In re the Arbitration between Liebhafsky & Comstruct Associates, Inc.

OPINION OF THE COURT

Per Curiam.

The question presented on this appeal is whether a contractor, whose services have been terminated by the property owner for substantial breach of the contract, must submit his claim for “change order adjustments” to the architect as a condition precedent to arbitration under the “General Conditions of the Contract for Construction” of the American Institute of Architects incorporated in the construction contract. The Supreme Court held that submission to the architect was not required and denied the owner’s application to stay arbitration. The Appellate Division affirmed, with two Justices dissenting. The owners have appealed as of right on the basis of the dissent.

This case involves a variation on the issue decided in Matter of County of Rockland (Primiano Constr. Co.) (51 NY2d 1). In Primiano we held that under the “General Conditions”, the “authority of the architect is centered on the operational phases of construction” and thus a “claim * * * for delay damages, asserted some two years after substantial completion of the project and occupation of the building” need not be submitted to the architect as a condition precedent to arbitration (51 NY2d, p 11). The variation presented by the case now before us is whether the same principle should apply when the contractor’s services have terminated, not because of substantial completion of the contract, but on the ground that the contractor has substantially violated its terms.
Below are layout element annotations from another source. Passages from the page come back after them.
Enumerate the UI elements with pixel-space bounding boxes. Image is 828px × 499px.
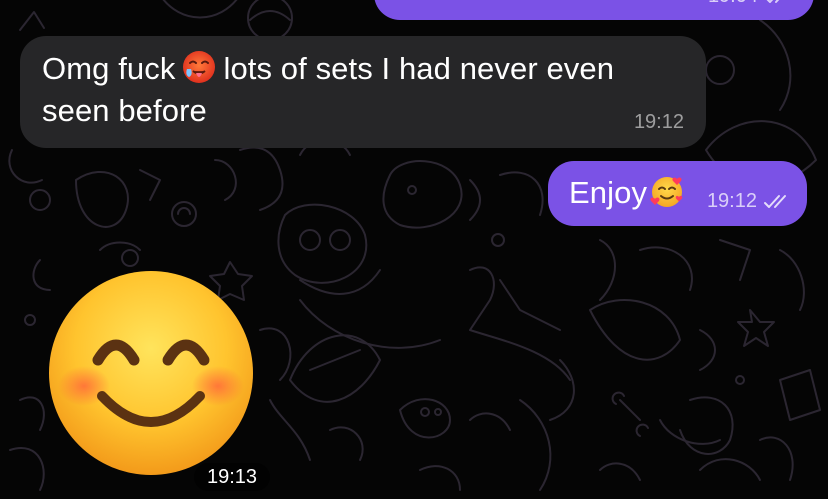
message-incoming[interactable]: Omg fuck lots of sets I had never even s… bbox=[20, 36, 706, 148]
message-meta: 19:04 bbox=[708, 0, 792, 8]
message-time: 19:04 bbox=[708, 0, 758, 8]
message-text-part1: Enjoy bbox=[569, 175, 648, 210]
message-outgoing[interactable]: 19:04 bbox=[374, 0, 814, 20]
smiling-face-with-hearts-emoji-icon bbox=[650, 177, 683, 207]
message-time: 19:12 bbox=[633, 111, 684, 133]
message-text-line2: seen before bbox=[42, 93, 207, 128]
message-time: 19:12 bbox=[706, 190, 757, 212]
message-outgoing[interactable]: Enjoy 19:12 bbox=[548, 161, 807, 226]
message-meta: 19:12 bbox=[634, 111, 684, 134]
double-check-icon bbox=[764, 194, 786, 208]
message-text: Omg fuck lots of sets I had never even s… bbox=[42, 48, 686, 132]
sticker-time-badge: 19:13 bbox=[194, 463, 270, 491]
message-text-part2: lots of sets I had never even bbox=[223, 51, 615, 86]
message-text-part1: Omg fuck bbox=[42, 51, 176, 86]
message-time: 19:13 bbox=[206, 465, 258, 488]
hot-face-emoji-icon bbox=[183, 51, 216, 83]
double-check-icon bbox=[767, 0, 779, 3]
message-meta: 19:12 bbox=[707, 190, 791, 213]
smiling-face-with-smiling-eyes-emoji-icon[interactable] bbox=[46, 268, 256, 478]
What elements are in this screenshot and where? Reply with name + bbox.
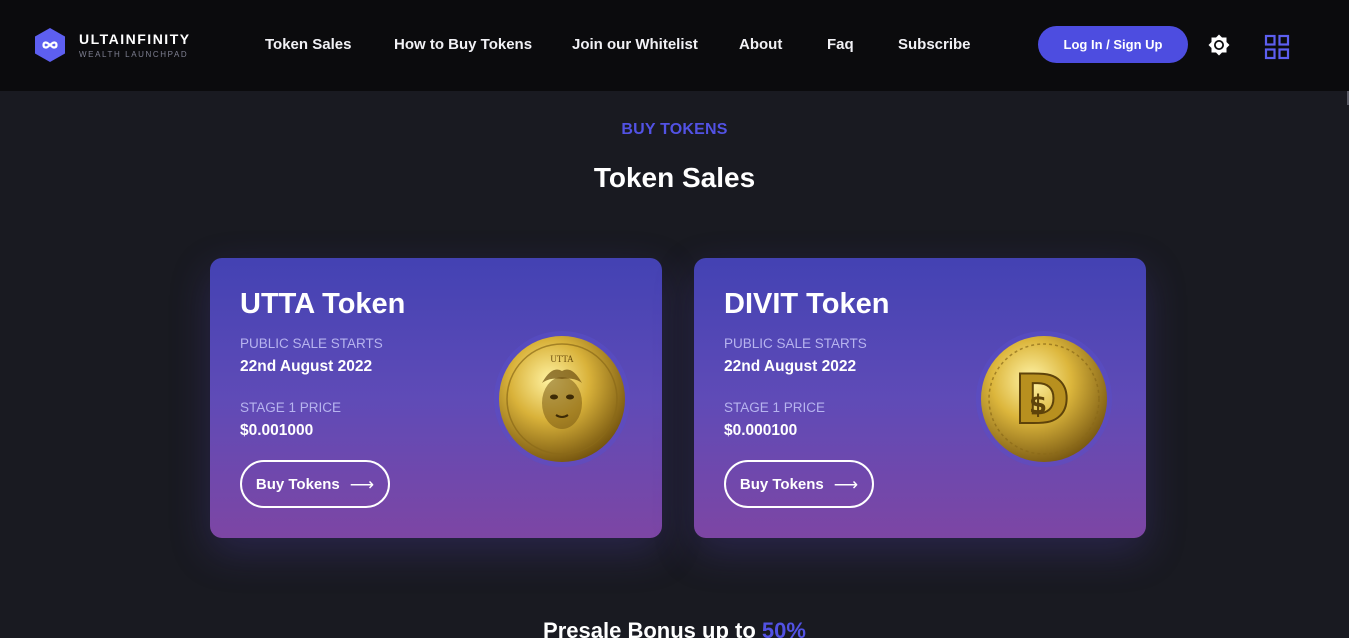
coin-text: UTTA	[550, 354, 574, 364]
infinity-hexagon-icon	[35, 28, 65, 62]
token-title: DIVIT Token	[724, 288, 890, 320]
token-card-divit: DIVIT Token PUBLIC SALE STARTS 22nd Augu…	[694, 258, 1146, 538]
stage-price-label: STAGE 1 PRICE	[724, 400, 826, 415]
nav-item-token-sales[interactable]: Token Sales	[265, 36, 351, 54]
brand-name: ULTAINFINITY	[79, 30, 191, 47]
brand-tagline: WEALTH LAUNCHPAD	[79, 49, 189, 59]
section-eyebrow: BUY TOKENS	[621, 121, 728, 138]
brand-logo[interactable]: ULTAINFINITY WEALTH LAUNCHPAD	[32, 27, 191, 63]
buy-divit-button[interactable]: Buy Tokens ⟶	[724, 460, 874, 508]
buy-button-label: Buy Tokens	[739, 475, 824, 493]
sale-start-date: 22nd August 2022	[724, 358, 857, 375]
site-header: ULTAINFINITY WEALTH LAUNCHPAD Token Sale…	[0, 0, 1349, 91]
stage-price-value: $0.000100	[724, 422, 798, 439]
sun-icon[interactable]	[1207, 33, 1231, 57]
stage-price-label: STAGE 1 PRICE	[240, 400, 342, 415]
sale-start-label: PUBLIC SALE STARTS	[240, 336, 383, 351]
utta-coin-icon: UTTA	[494, 331, 630, 467]
stage-price-value: $0.001000	[240, 422, 314, 439]
nav-item-whitelist[interactable]: Join our Whitelist	[572, 36, 698, 54]
nav-item-about[interactable]: About	[739, 36, 782, 54]
token-title: UTTA Token	[240, 288, 406, 320]
svg-text:$: $	[1029, 390, 1047, 420]
sale-start-label: PUBLIC SALE STARTS	[724, 336, 867, 351]
grid-icon[interactable]	[1264, 34, 1290, 60]
divit-coin-icon: D $	[976, 331, 1112, 467]
login-signup-button[interactable]: Log In / Sign Up	[1038, 26, 1188, 63]
section-title: Token Sales	[593, 162, 756, 193]
token-card-utta: UTTA Token PUBLIC SALE STARTS 22nd Augus…	[210, 258, 662, 538]
bonus-text: Presale Bonus up to	[543, 618, 756, 638]
buy-utta-button[interactable]: Buy Tokens ⟶	[240, 460, 390, 508]
arrow-right-icon: ⟶	[833, 474, 859, 494]
nav-item-faq[interactable]: Faq	[827, 36, 854, 54]
sale-start-date: 22nd August 2022	[240, 358, 373, 375]
bonus-value: 50%	[761, 618, 806, 638]
buy-button-label: Buy Tokens	[255, 475, 340, 493]
nav-item-subscribe[interactable]: Subscribe	[898, 36, 971, 54]
presale-bonus-heading: Presale Bonus up to 50%	[0, 618, 1349, 638]
nav-item-how-to-buy[interactable]: How to Buy Tokens	[394, 36, 532, 54]
arrow-right-icon: ⟶	[349, 474, 375, 494]
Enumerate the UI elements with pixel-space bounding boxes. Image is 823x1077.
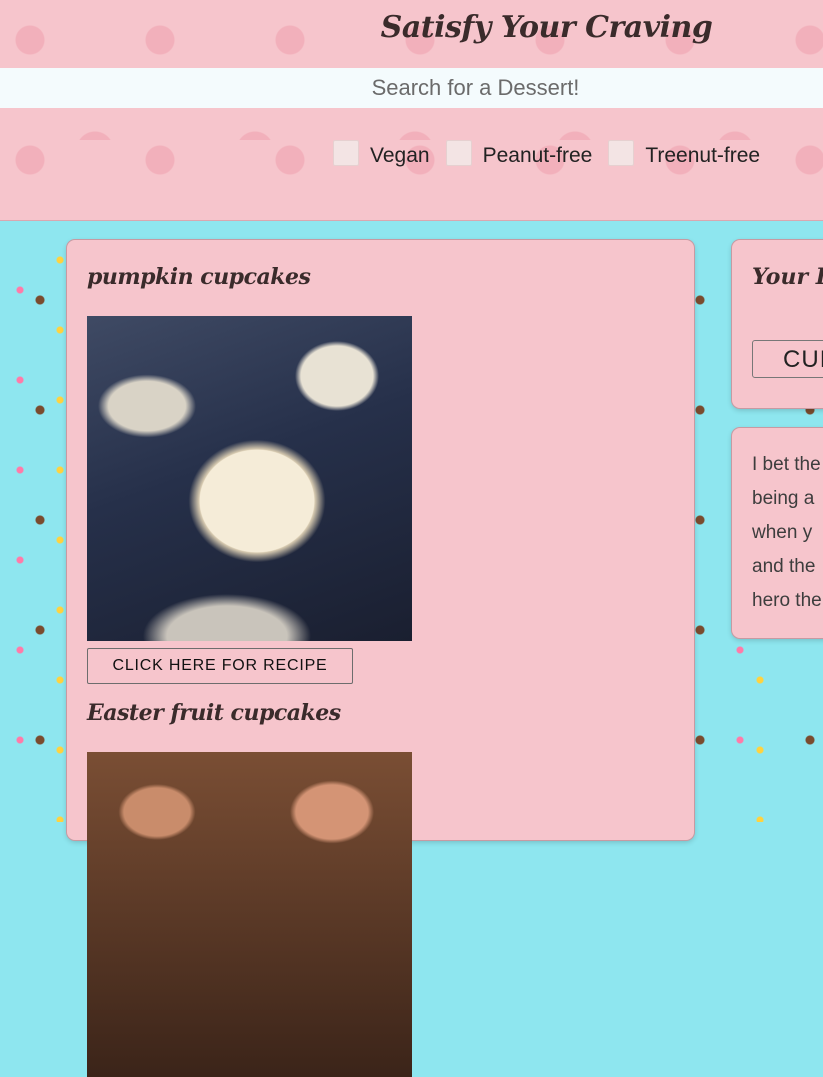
site-header: Satisfy Your Craving Vegan Peanut-free T… xyxy=(0,0,823,221)
filter-treenut-free[interactable]: Treenut-free xyxy=(608,140,761,169)
side-panel-title: Your D xyxy=(752,264,823,290)
search-input[interactable] xyxy=(0,68,823,108)
cupcake-photo xyxy=(87,316,412,641)
search-bar xyxy=(0,68,823,108)
treenut-free-checkbox[interactable] xyxy=(608,140,635,166)
filter-label: Treenut-free xyxy=(645,144,761,167)
filter-label: Peanut-free xyxy=(482,144,593,167)
text-line: and the xyxy=(752,556,816,577)
recipe-title: pumpkin cupcakes xyxy=(87,264,311,290)
your-dessert-panel: Your D CUI xyxy=(732,240,823,408)
vegan-checkbox[interactable] xyxy=(333,140,359,166)
category-select[interactable]: CUI xyxy=(752,340,823,378)
muffin-photo xyxy=(87,752,412,1077)
text-line: being a xyxy=(752,488,815,509)
filter-vegan[interactable]: Vegan xyxy=(333,140,430,169)
recipe-title: Easter fruit cupcakes xyxy=(87,700,341,726)
filter-group: Vegan Peanut-free Treenut-free xyxy=(333,140,776,169)
recipe-link-button[interactable]: CLICK HERE FOR RECIPE xyxy=(87,648,353,684)
filter-label: Vegan xyxy=(370,144,430,167)
recipe-results-panel: pumpkin cupcakes CLICK HERE FOR RECIPE E… xyxy=(67,240,694,1077)
intro-text-panel: I bet the being a when y and the hero th… xyxy=(732,428,823,638)
intro-text: I bet the being a when y and the hero th… xyxy=(752,448,823,618)
site-title: Satisfy Your Craving xyxy=(380,10,713,45)
text-line: when y xyxy=(752,522,813,543)
text-line: hero the xyxy=(752,590,822,611)
peanut-free-checkbox[interactable] xyxy=(445,140,472,166)
recipe-image xyxy=(87,316,412,641)
recipe-image xyxy=(87,752,412,1077)
text-line: I bet the xyxy=(752,454,821,475)
filter-peanut-free[interactable]: Peanut-free xyxy=(445,140,593,169)
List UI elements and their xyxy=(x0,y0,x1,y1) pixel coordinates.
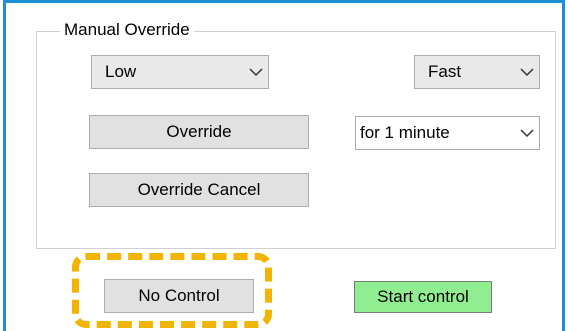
group-title: Manual Override xyxy=(60,20,194,40)
start-control-button[interactable]: Start control xyxy=(354,281,492,313)
level-dropdown[interactable]: Low xyxy=(91,55,269,89)
chevron-down-icon xyxy=(515,128,539,138)
level-dropdown-value: Low xyxy=(105,62,137,81)
highlight-box xyxy=(72,253,272,328)
speed-dropdown-value: Fast xyxy=(428,62,462,81)
override-cancel-button[interactable]: Override Cancel xyxy=(89,173,309,207)
duration-dropdown[interactable]: for 1 minute xyxy=(355,116,540,150)
chevron-down-icon xyxy=(244,67,268,77)
speed-dropdown[interactable]: Fast xyxy=(414,55,540,89)
override-button[interactable]: Override xyxy=(89,115,309,149)
duration-dropdown-value: for 1 minute xyxy=(360,123,450,142)
chevron-down-icon xyxy=(515,67,539,77)
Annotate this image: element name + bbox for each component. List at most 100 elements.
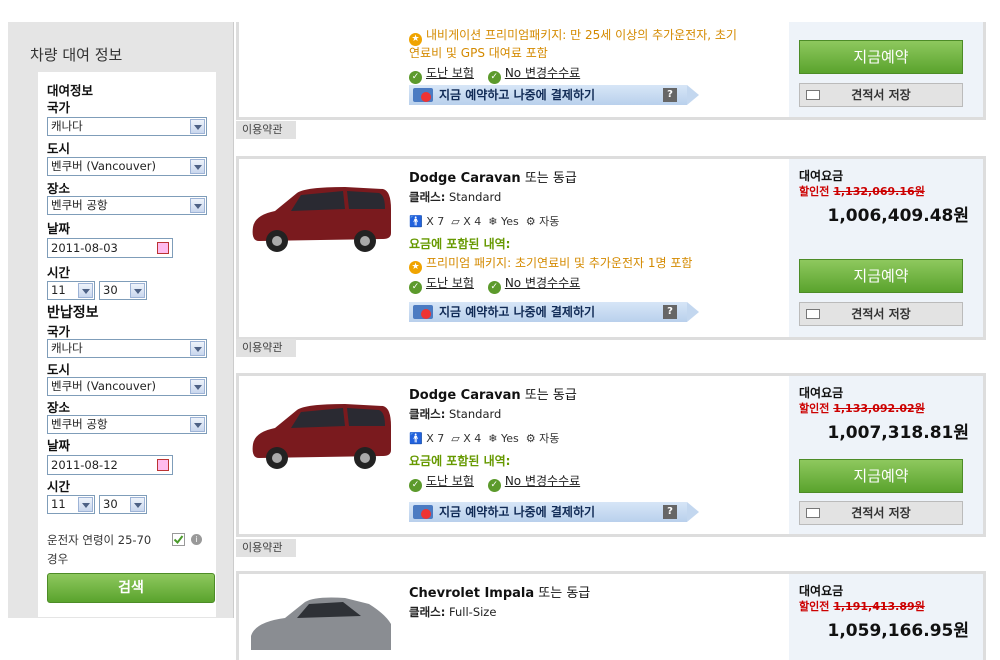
price-panel: 대여요금 할인전 1,133,092.02원 1,007,318.81원 지금예… [789, 376, 983, 534]
rent-label: 대여요금 [799, 584, 844, 598]
city-select[interactable]: 벤쿠버 (Vancouver) [47, 157, 207, 176]
return-country-label: 국가 [47, 324, 71, 339]
included-title: 요금에 포함된 내역: [409, 454, 511, 468]
chevron-down-icon [130, 283, 145, 298]
mail-icon [806, 309, 820, 319]
return-time-label: 시간 [47, 479, 71, 494]
return-country-select[interactable]: 캐나다 [47, 339, 207, 358]
mail-icon [806, 90, 820, 100]
check-icon: ✓ [487, 479, 501, 492]
original-price: 할인전 1,132,069.16원 [799, 185, 925, 198]
help-icon[interactable]: ? [663, 505, 677, 519]
chevron-down-icon [190, 119, 205, 134]
car-model: Dodge Caravan 또는 동급 [409, 388, 577, 403]
no-change-fee-link[interactable]: No 변경수수료 [505, 276, 580, 290]
terms-tab[interactable]: 이용약관 [236, 121, 296, 139]
no-change-fee-link[interactable]: No 변경수수료 [505, 474, 580, 488]
included-items: ✓ 도난 보험 ✓ No 변경수수료 [409, 472, 580, 492]
luggage-icon: ▱ [451, 215, 460, 228]
pay-later-banner[interactable]: 지금 예약하고 나중에 결제하기? [409, 502, 699, 522]
premium-package-text: ★ 프리미엄 패키지: 초기연료비 및 추가운전자 1명 포함 [409, 254, 692, 274]
return-minute-select[interactable]: 30 [99, 495, 147, 514]
calendar-icon[interactable] [157, 242, 169, 254]
aircon-icon: ❄ [488, 432, 498, 445]
theft-insurance-link[interactable]: 도난 보험 [426, 66, 474, 80]
car-class: 클래스: Standard [409, 190, 502, 204]
chevron-down-icon [78, 497, 93, 512]
star-icon: ★ [409, 33, 422, 46]
date-label: 날짜 [47, 221, 71, 236]
aircon-icon: ❄ [488, 215, 498, 228]
chevron-down-icon [78, 283, 93, 298]
country-select[interactable]: 캐나다 [47, 117, 207, 136]
terms-tab[interactable]: 이용약관 [236, 339, 296, 357]
passenger-icon: 🚹 [409, 215, 423, 228]
help-icon[interactable]: ? [663, 88, 677, 102]
book-now-button[interactable]: 지금예약 [799, 40, 963, 74]
car-features: 🚹 X 7 ▱ X 4 ❄ Yes ⚙ 자동 [409, 432, 560, 445]
check-icon: ✓ [409, 479, 422, 492]
credit-card-icon [413, 505, 433, 519]
driver-age-text: 운전자 연령이 25-70 경우 [47, 533, 152, 566]
chevron-down-icon [190, 198, 205, 213]
terms-tab[interactable]: 이용약관 [236, 539, 296, 557]
transmission-icon: ⚙ [525, 215, 536, 228]
pickup-hour-select[interactable]: 11 [47, 281, 95, 300]
book-now-button[interactable]: 지금예약 [799, 259, 963, 293]
luggage-icon: ▱ [451, 432, 460, 445]
return-date-label: 날짜 [47, 438, 71, 453]
return-heading: 반납정보 [47, 305, 99, 321]
location-select[interactable]: 벤쿠버 공항 [47, 196, 207, 215]
chevron-down-icon [190, 159, 205, 174]
return-city-label: 도시 [47, 362, 71, 377]
theft-insurance-link[interactable]: 도난 보험 [426, 474, 474, 488]
book-now-button[interactable]: 지금예약 [799, 459, 963, 493]
return-hour-select[interactable]: 11 [47, 495, 95, 514]
original-price: 할인전 1,191,413.89원 [799, 600, 925, 613]
result-card: Dodge Caravan 또는 동급 클래스: Standard 🚹 X 7 … [236, 156, 986, 340]
credit-card-icon [413, 305, 433, 319]
chevron-down-icon [190, 379, 205, 394]
star-icon: ★ [409, 261, 422, 274]
save-quote-button[interactable]: 견적서 저장 [799, 83, 963, 107]
info-icon[interactable]: i [191, 534, 202, 545]
car-image [252, 404, 391, 469]
transmission-icon: ⚙ [525, 432, 536, 445]
no-change-fee-link[interactable]: No 변경수수료 [505, 66, 580, 80]
pickup-date-input[interactable]: 2011-08-03 [47, 238, 173, 258]
city-label: 도시 [47, 141, 71, 156]
result-card: Chevrolet Impala 또는 동급 클래스: Full-Size 대여… [236, 571, 986, 660]
chevron-down-icon [130, 497, 145, 512]
return-date-input[interactable]: 2011-08-12 [47, 455, 173, 475]
help-icon[interactable]: ? [663, 305, 677, 319]
price: 1,007,318.81원 [827, 423, 969, 443]
pickup-minute-select[interactable]: 30 [99, 281, 147, 300]
age-checkbox[interactable] [172, 533, 185, 546]
return-location-select[interactable]: 벤쿠버 공항 [47, 415, 207, 434]
price-panel: 대여요금 할인전 1,132,069.16원 1,006,409.48원 지금예… [789, 159, 983, 337]
save-quote-button[interactable]: 견적서 저장 [799, 501, 963, 525]
car-model: Chevrolet Impala 또는 동급 [409, 586, 591, 601]
car-class: 클래스: Standard [409, 407, 502, 421]
check-icon: ✓ [409, 281, 422, 294]
pay-later-banner[interactable]: 지금 예약하고 나중에 결제하기? [409, 85, 699, 105]
price: 1,059,166.95원 [827, 621, 969, 641]
premium-package-text: ★ 내비게이션 프리미엄패키지: 만 25세 이상의 추가운전자, 초기 연료비 및… [409, 28, 737, 60]
price-panel: 지금예약 견적서 저장 [789, 22, 983, 117]
check-icon: ✓ [487, 71, 501, 84]
included-items: ✓ 도난 보험 ✓ No 변경수수료 [409, 64, 580, 84]
pay-later-banner[interactable]: 지금 예약하고 나중에 결제하기? [409, 302, 699, 322]
calendar-icon[interactable] [157, 459, 169, 471]
search-button[interactable]: 검색 [47, 573, 215, 603]
credit-card-icon [413, 88, 433, 102]
price: 1,006,409.48원 [827, 206, 969, 226]
car-image [252, 187, 391, 252]
included-title: 요금에 포함된 내역: [409, 237, 511, 251]
chevron-down-icon [190, 341, 205, 356]
theft-insurance-link[interactable]: 도난 보험 [426, 276, 474, 290]
return-city-select[interactable]: 벤쿠버 (Vancouver) [47, 377, 207, 396]
passenger-icon: 🚹 [409, 432, 423, 445]
price-panel: 대여요금 할인전 1,191,413.89원 1,059,166.95원 [789, 574, 983, 660]
rent-label: 대여요금 [799, 169, 844, 183]
save-quote-button[interactable]: 견적서 저장 [799, 302, 963, 326]
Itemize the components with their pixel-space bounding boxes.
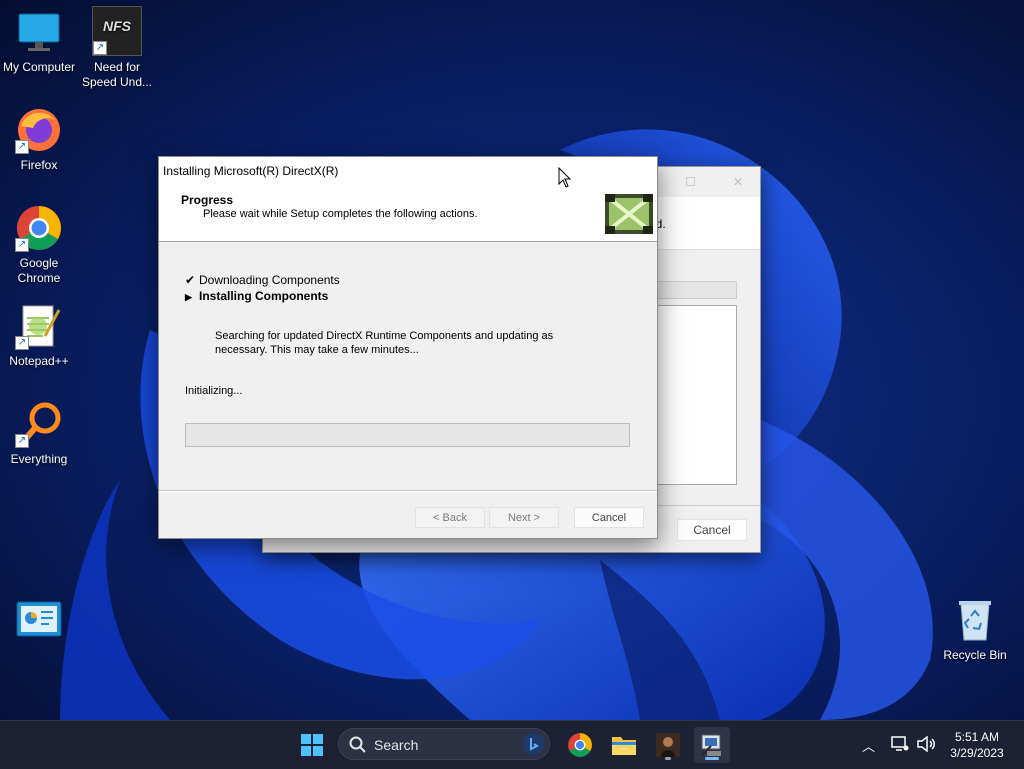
desktop-icon-label: My Computer xyxy=(2,60,76,74)
back-button[interactable]: < Back xyxy=(415,507,485,528)
arrow-right-icon: ▶ xyxy=(185,292,192,302)
network-icon[interactable] xyxy=(891,736,909,752)
next-button[interactable]: Next > xyxy=(489,507,559,528)
desktop-icon-label: Google Chrome xyxy=(17,256,61,285)
clock-date: 3/29/2023 xyxy=(950,746,1004,760)
start-button[interactable] xyxy=(294,727,330,763)
control-panel-icon xyxy=(15,598,63,646)
background-window-list xyxy=(657,305,737,485)
header-title: Progress xyxy=(181,193,234,207)
clock-time: 5:51 AM xyxy=(954,730,1000,744)
chrome-icon: ↗ xyxy=(15,204,63,252)
desktop-icon-label: Recycle Bin xyxy=(943,648,1007,662)
taskbar-file-explorer[interactable] xyxy=(606,727,642,763)
directx-logo-icon xyxy=(605,194,653,234)
taskbar-search[interactable]: Search xyxy=(338,728,550,760)
start-icon xyxy=(301,734,323,756)
desktop-icon-everything[interactable]: ↗ Everything xyxy=(0,400,78,467)
step-downloading-components: ✔ Downloading Components xyxy=(185,273,340,287)
background-window-field xyxy=(657,281,737,299)
step-installing-components: ▶ Installing Components xyxy=(185,289,328,303)
nfs-logo-text: NFS xyxy=(103,18,132,34)
step-label: Installing Components xyxy=(199,289,329,303)
game-app-icon xyxy=(656,733,680,757)
taskbar-chrome[interactable] xyxy=(562,727,598,763)
desktop-icon-google-chrome[interactable]: ↗ Google Chrome xyxy=(0,204,78,286)
dialog-header: Progress Please wait while Setup complet… xyxy=(159,183,657,242)
dialog-title: Installing Microsoft(R) DirectX(R) xyxy=(163,164,339,178)
desktop-icon-firefox[interactable]: ↗ Firefox xyxy=(0,106,78,173)
volume-icon[interactable] xyxy=(916,736,936,752)
desktop-icon-recycle-bin[interactable]: Recycle Bin xyxy=(936,596,1014,663)
checkmark-icon: ✔ xyxy=(185,273,196,287)
file-explorer-icon xyxy=(612,737,636,755)
maximize-icon[interactable]: ☐ xyxy=(685,175,696,189)
dialog-titlebar[interactable]: Installing Microsoft(R) DirectX(R) xyxy=(159,157,657,183)
desktop-icon-notepad-plus-plus[interactable]: ↗ Notepad++ xyxy=(0,302,78,369)
running-indicator xyxy=(665,757,671,760)
step-label: Downloading Components xyxy=(199,273,340,287)
install-progress-bar xyxy=(185,423,630,447)
shortcut-arrow-icon: ↗ xyxy=(15,238,29,252)
search-icon xyxy=(349,736,366,753)
close-icon[interactable]: ✕ xyxy=(733,175,743,189)
search-label: Search xyxy=(374,737,419,753)
divider xyxy=(657,505,760,506)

Under article 2 of the General Conditions of the Contract for Construction, the architect’s role as mediator, to whom all disputes “relating to the execution or progress of the Work or the interpretation of the Contract Documents shall be referred initially”, is but one aspect of the architect’s general responsibility to supervise the contract in order to expedite its completion. The essence of our decision in Matter of County of Rockland (Primiano Constr. Co.) (supra) is that this role terminated once the architect *441is no longer responsible for supervising the contractor’s performance. Whether the contractor’s services have terminated because of substantial completion of the work or on the ground that he has substantially violated the terms of the contract is not controlling. In either instance the architect’s responsibility to supervise the contractor’s performance and, by extension initially mediate his disputes, is at an end.

The obligation imposed on the architect pursuant to section 14.2.1 is essentially unrelated to this problem. That section simply imposed on the architect the residual responsibility of certifying the amount, if any, to be paid to the discharged contractor or the owner as a result of the work done prior to the contractor’s discharge. It does not expressly require the architect to resolve disputes or assume the role of an on-the-spot mediator for discharged contractors in order to help expedite completion of the project. Indeed under the terms of article 14 such a calculation would not be made until the project has been completed. There is therefore no basis for concluding that the calculation to be performed by the architect pursuant to section 14.2.2 was intended to serve as a condition precedent to arbitration.

The order of the Appellate Division should be affirmed, with costs.

Chief Judge Cooke and Judges Jasen, Jones, Wacht-ler, Meyer, Simons and Kaye concur in Per Curiam opinion.

On review of submissions pursuant to section 500.4 of the Rules of the Court of Appeals (22 NYCRR 500.4), order affirmed, with costs.